Stadtmauer AG recherchiert im Stadtmuseum

19. März 2019 12:08

Bereits seit Jahren arbeiten das Stiftische Gymnasium und das Stadtmuseum Düren im Bereich der außerschulischen Bildung erfolgreich zusammen. Seit Oktober 2018 sind die beiden Partner erneut dabei, ein einjähriges Schülerprojekt zu realisieren. Auch der Landschaftsverband Rheinland (LVR) ist diesmal daran beteiligt. Nachdem im vergangenen Jahr eine Stadtmauer-App erstellt und eine Fotoausstellung konzipiert wurden, geht es nun darum, die digitale Verortung der Dürener Stadtmauer in dem LVR-Portal „KuLaDig“, also KulturLandschaftDigital (www.kuladig.de), vorzunehmen.

Lisa Haßler erläutert Teilnehmern der Stadtmauer AG das Ausstellungskonzept des Stadtmuseums Düren.

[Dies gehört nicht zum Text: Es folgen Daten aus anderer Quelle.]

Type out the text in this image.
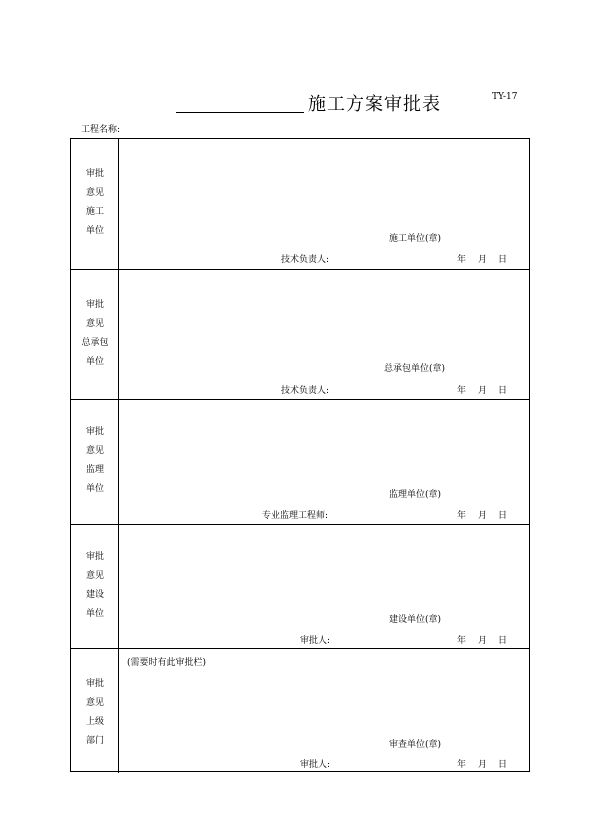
施工方案审批表	TY-17
工程名称:
审批
意见
施工
单位
施工单位(章)
技术负责人:	年 月 日
审批
意见
总承包
单位
总承包单位(章)
技术负责人:	年 月 日
审批
意见
监理
单位
监理单位(章)
专业监理工程师:	年 月 日
审批
意见
建设
单位
建设单位(章)
审批人:	年 月 日
审批
意见
上级
部门
(需要时有此审批栏)
审查单位(章)
审批人:	年 月 日
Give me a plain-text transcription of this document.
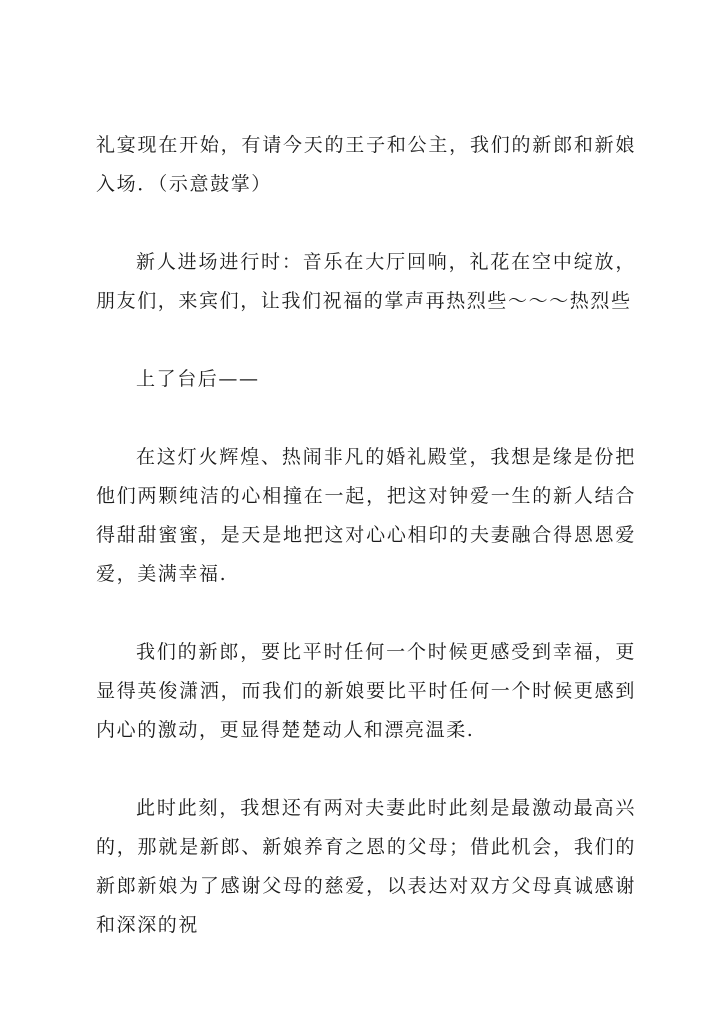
礼宴现在开始，有请今天的王子和公主，我们的新郎和新娘入场．（示意鼓掌）

新人进场进行时：音乐在大厅回响，礼花在空中绽放，朋友们，来宾们，让我们祝福的掌声再热烈些～～～热烈些

上了台后——

在这灯火辉煌、热闹非凡的婚礼殿堂，我想是缘是份把他们两颗纯洁的心相撞在一起，把这对钟爱一生的新人结合得甜甜蜜蜜，是天是地把这对心心相印的夫妻融合得恩恩爱爱，美满幸福.

我们的新郎，要比平时任何一个时候更感受到幸福，更显得英俊潇洒，而我们的新娘要比平时任何一个时候更感到内心的激动，更显得楚楚动人和漂亮温柔.

此时此刻，我想还有两对夫妻此时此刻是最激动最高兴的，那就是新郎、新娘养育之恩的父母；借此机会，我们的新郎新娘为了感谢父母的慈爱，以表达对双方父母真诚感谢和深深的祝
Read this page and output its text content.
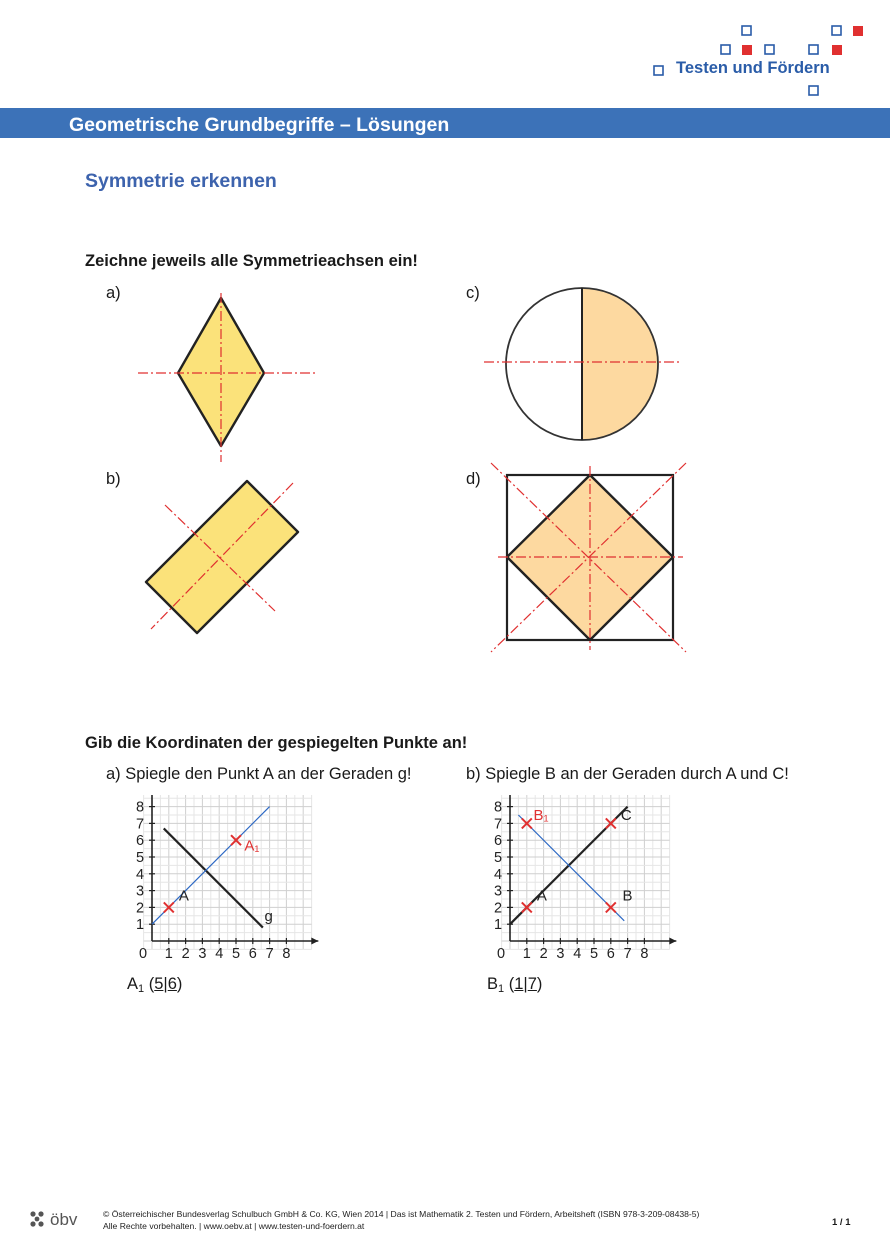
Testen und Fördern
Geometrische Grundbegriffe – Lösungen
Symmetrie erkennen
Zeichne jeweils alle Symmetrieachsen ein!
a)	c)
b)	d)
Gib die Koordinaten der gespiegelten Punkte an!
a) Spiegle den Punkt A an der Geraden g!	b) Spiegle B an der Geraden durch A und C!
0 1 2 3 4 5 6 7 8
1
2
3
4
5
6
7
8
A
A₁
g
0 1 2 3 4 5 6 7 8
1
2
3
4
5
6
7
8
A	B
C
B₁
$A_1$ (5|6)	$B_1$ (1|7)
öbv	© Österreichischer Bundesverlag Schulbuch GmbH & Co. KG, Wien 2014 | Das ist Mathematik 2. Testen und Fördern, Arbeitsheft (ISBN 978-3-209-08438-5)
Alle Rechte vorbehalten. | www.oebv.at | www.testen-und-foerdern.at	1 / 1
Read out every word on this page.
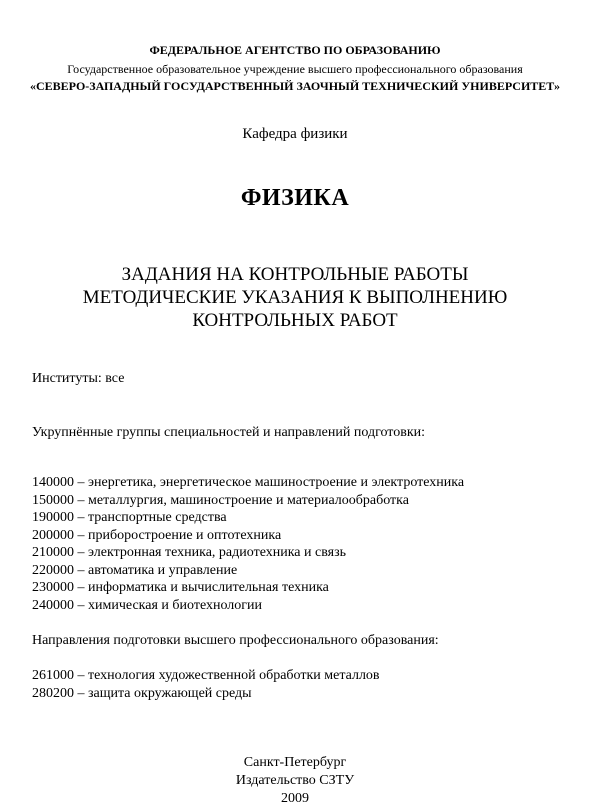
ФЕДЕРАЛЬНОЕ АГЕНТСТВО ПО ОБРАЗОВАНИЮ
Государственное образовательное учреждение высшего профессионального образования
«СЕВЕРО-ЗАПАДНЫЙ ГОСУДАРСТВЕННЫЙ ЗАОЧНЫЙ ТЕХНИЧЕСКИЙ УНИВЕРСИТЕТ»
Кафедра физики
ФИЗИКА
ЗАДАНИЯ НА КОНТРОЛЬНЫЕ РАБОТЫ
МЕТОДИЧЕСКИЕ УКАЗАНИЯ К ВЫПОЛНЕНИЮ
КОНТРОЛЬНЫХ РАБОТ
Институты: все
Укрупнённые группы специальностей и направлений подготовки:
140000 – энергетика, энергетическое машиностроение и электротехника
150000 – металлургия, машиностроение и материалообработка
190000 – транспортные средства
200000 – приборостроение и оптотехника
210000 – электронная техника, радиотехника и связь
220000 – автоматика и управление
230000 – информатика и вычислительная техника
240000 – химическая и биотехнологии
Направления подготовки высшего профессионального образования:
261000 – технология художественной обработки металлов
280200 – защита окружающей среды
Санкт-Петербург
Издательство СЗТУ
2009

Dieses Informationssystem dient der Präsentation der historischen Kulturlandschaft im Rheinland. Dabei kann jeder Interessierte für das Portal digital abrufbare Lexikoneinträge über kulturelle Stätten in der Region erstellen. Das Portal steht Internetnutzern kostenfrei zur Verfügung. Schülerinnen und Schüler aus den Jahrgangsstufen 5-Q2 können sich an dem Projekt beteiligen. Koordiniert werden die Aktivitäten seitens des Stadtmuseums von Lisa Haßler. Am Stiftischen Gymnasium betreut Dr. Achim Jaeger als Leiter der Stadtmauer-AG das Projekt, wobei er von den Geschichtskollegen Anna Kaulen und David Silbernagel unterstützt wird.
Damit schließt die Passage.